Ukraine war latest: Follow live updates

He said: “I think that in comparison with people such as Boris Nemtsov, who was killed and was my friend for many years, and Alexei Navalny and other people I know, I have never crossed the ‘red lines’.

“For example I never criticised Putin personally, I have politically criticised him for 20 years but have never criticised what he is like as a man.

“Secondly, I have never had any support from foreign governments.

“These are red lines in Russian politics and I have to do my job in a way that observes Russian laws.”

Read more:
Putin will predictably win the election – here’s why it still matters
How serious is Putin’s threat?

Mr Nadezhdin added that he believes his anti-war stance is what prevented him getting on the ballot paper.

He claims his polling projected he was on course to garner up to 30% of the electorate’s support before his ambitions were ended by Russia’s electoral commission.

Boris Nadezhdin.
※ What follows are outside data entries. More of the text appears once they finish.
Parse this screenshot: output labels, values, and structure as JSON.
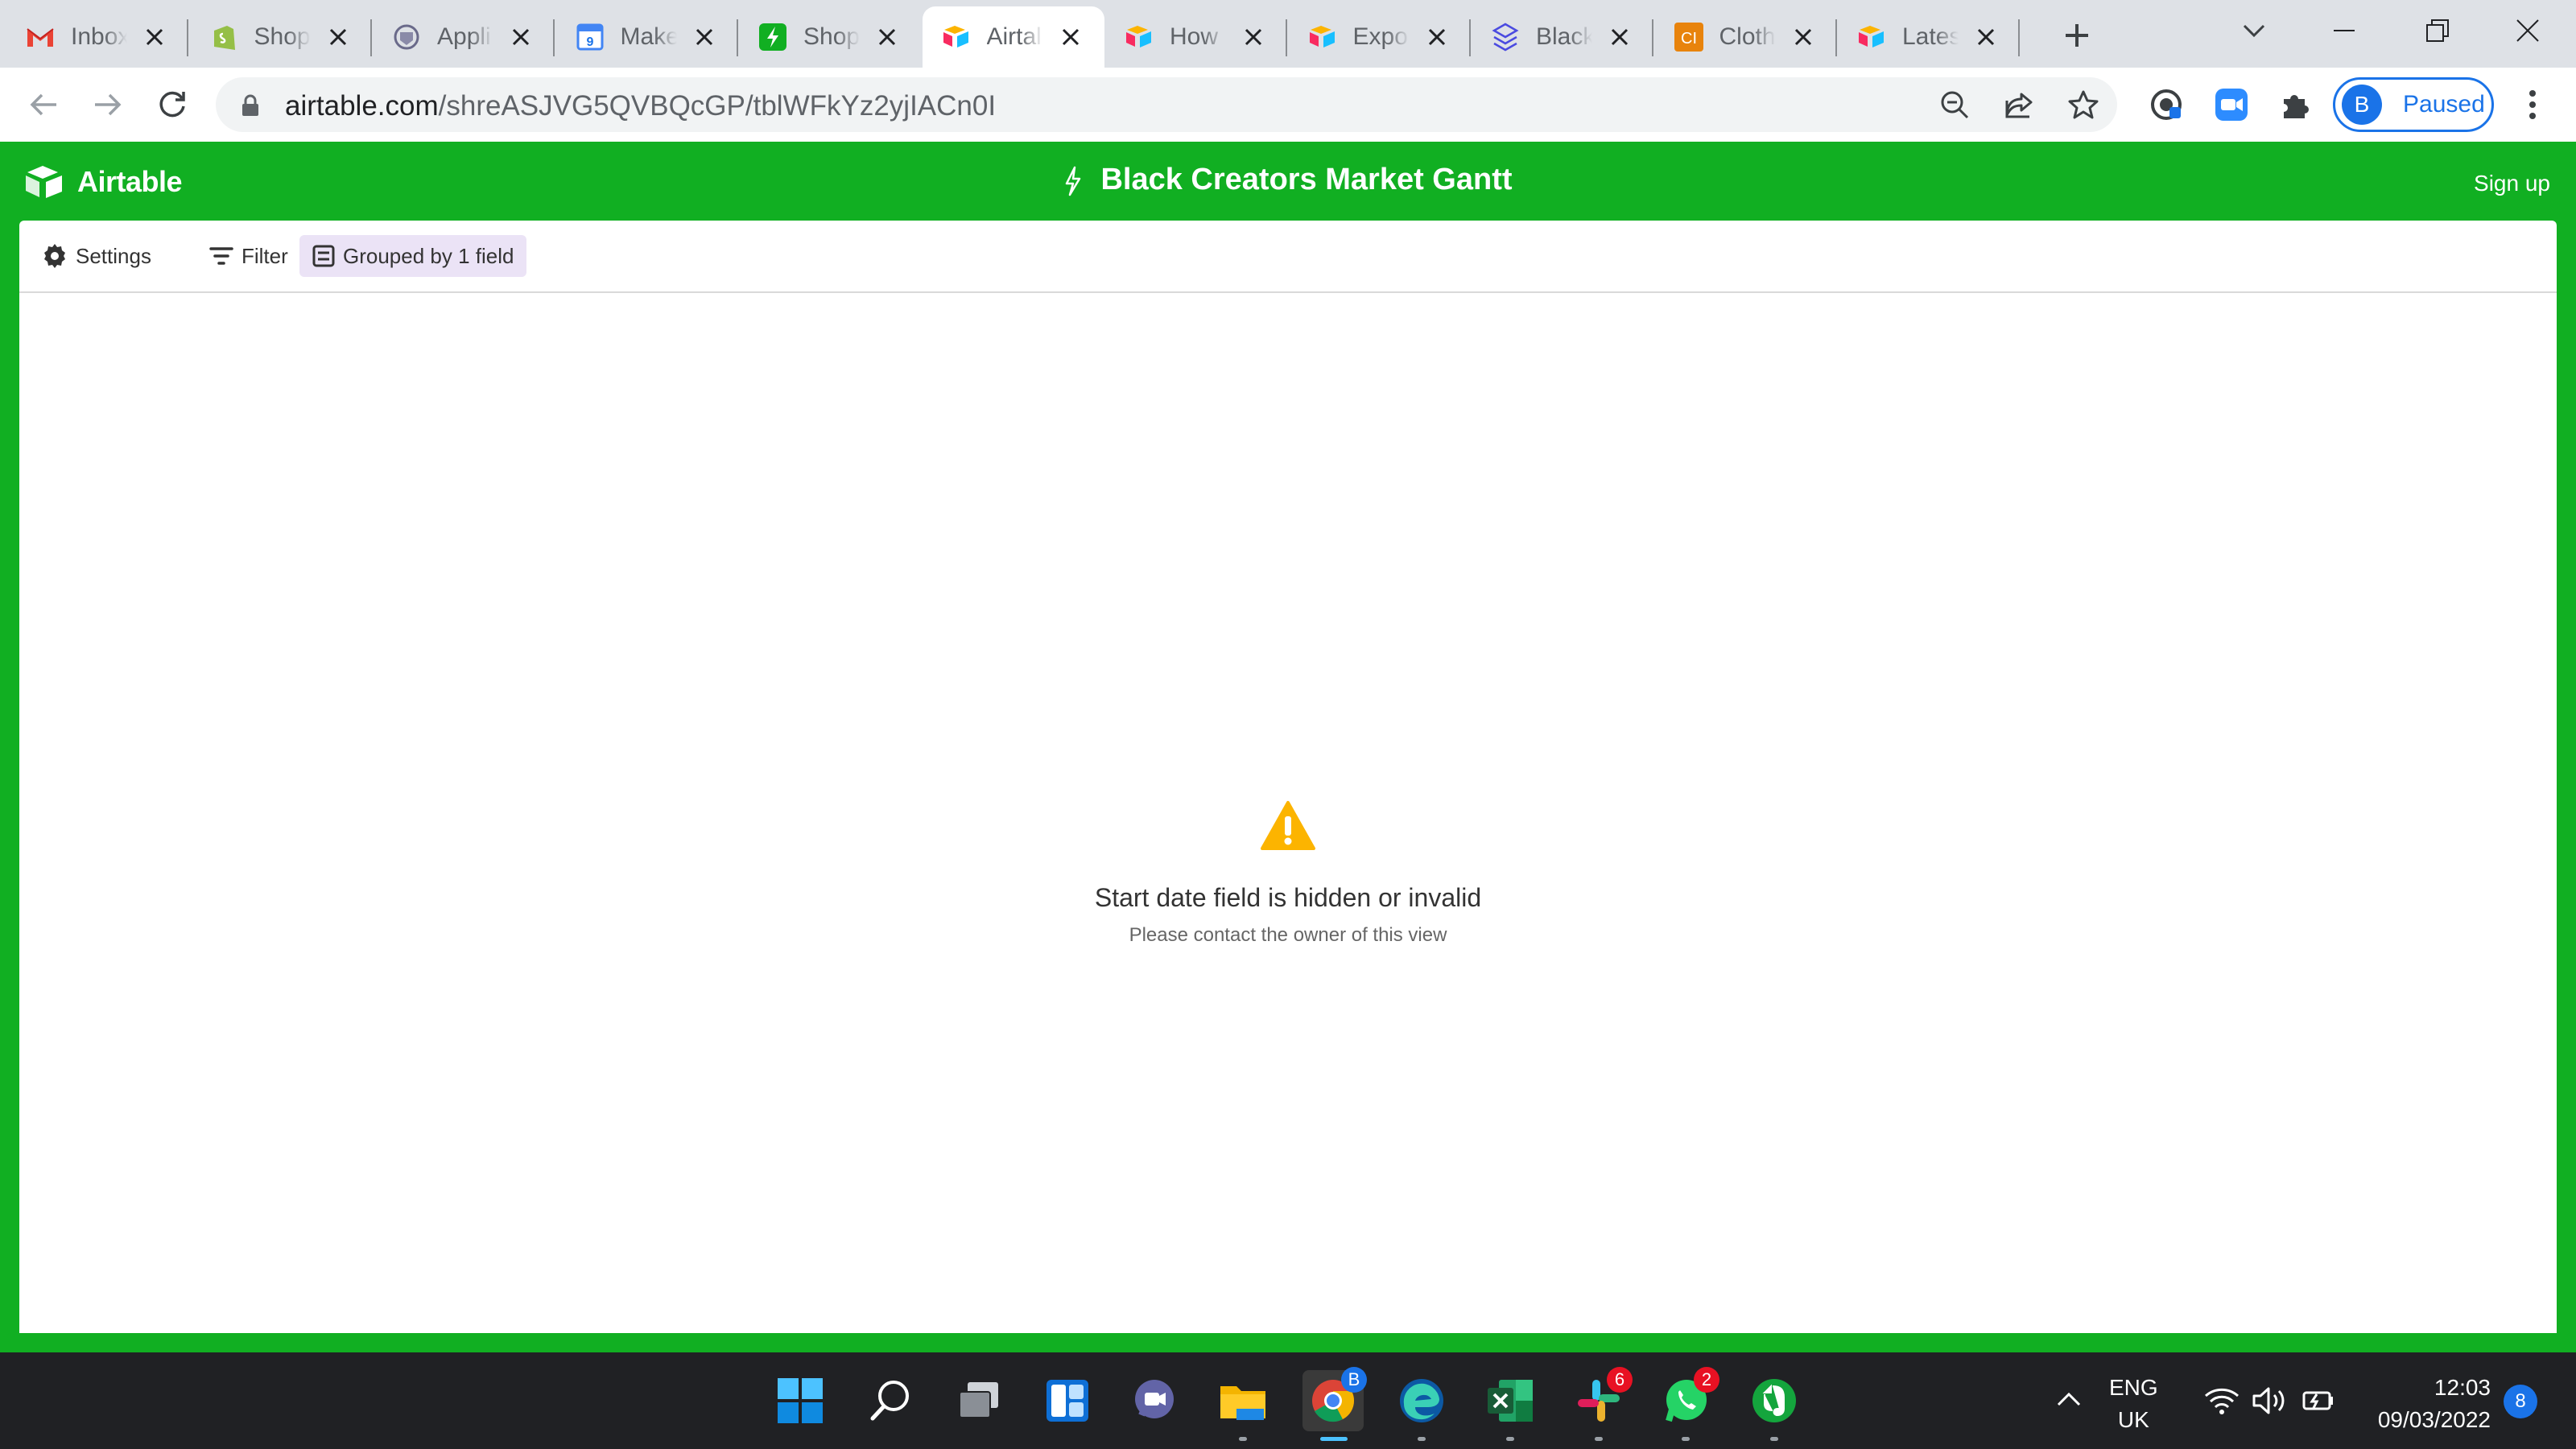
{
  "browser": {
    "tabs": [
      {
        "label": "Inbox",
        "icon": "gmail-icon"
      },
      {
        "label": "Shop",
        "icon": "shopify-icon"
      },
      {
        "label": "Appli",
        "icon": "crest-icon"
      },
      {
        "label": "Make",
        "icon": "calendar-icon"
      },
      {
        "label": "Shop",
        "icon": "bolt-icon"
      },
      {
        "label": "Airtal",
        "icon": "airtable-icon",
        "active": true
      },
      {
        "label": "How",
        "icon": "airtable-icon"
      },
      {
        "label": "Expo",
        "icon": "airtable-icon"
      },
      {
        "label": "Black",
        "icon": "softr-icon"
      },
      {
        "label": "Cloth",
        "icon": "ci-icon"
      },
      {
        "label": "Lates",
        "icon": "airtable-icon"
      }
    ],
    "url_host": "airtable.com",
    "url_path": "/shreASJVG5QVBQcGP/tblWFkYz2yjIACn0I",
    "profile_initial": "B",
    "profile_status": "Paused"
  },
  "airtable": {
    "logo_text": "Airtable",
    "base_title": "Black Creators Market Gantt",
    "sign_up": "Sign up",
    "toolbar": {
      "settings": "Settings",
      "filter": "Filter",
      "grouped": "Grouped by 1 field"
    },
    "empty_state": {
      "message": "Start date field is hidden or invalid",
      "sub": "Please contact the owner of this view"
    }
  },
  "taskbar": {
    "badges": {
      "browser": "B",
      "slack": "6",
      "whatsapp": "2"
    },
    "lang_top": "ENG",
    "lang_bottom": "UK",
    "time": "12:03",
    "date": "09/03/2022",
    "notifications": "8"
  },
  "colors": {
    "airtable_green": "#11af22",
    "chrome_tabstrip": "#dee1e6",
    "taskbar": "#202124",
    "warning": "#fcb400",
    "accent_blue": "#1a73e8"
  }
}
Pic: Reuters

He said: “When I began to collect the signatures of hundreds of thousands of people across Russia and my support was rising every week.

“My support was about 15% when I went to submit myself to the electoral commission, and polls showed it could rise to about 30%.

“I think a large amount of my support was because of my anti-war stance, and I think this stance was why I wasn’t permitted to run in these elections.”

Voters are heading to the polls in Russia for a three-day presidential election that is all but certain to extend President Putin’s rule by another six years.

The election takes place against the backdrop of a ruthless crackdown that has crippled independent media and prominent rights groups and given him full control of the political system.

It also comes as the war in Ukraine rages on into its third year.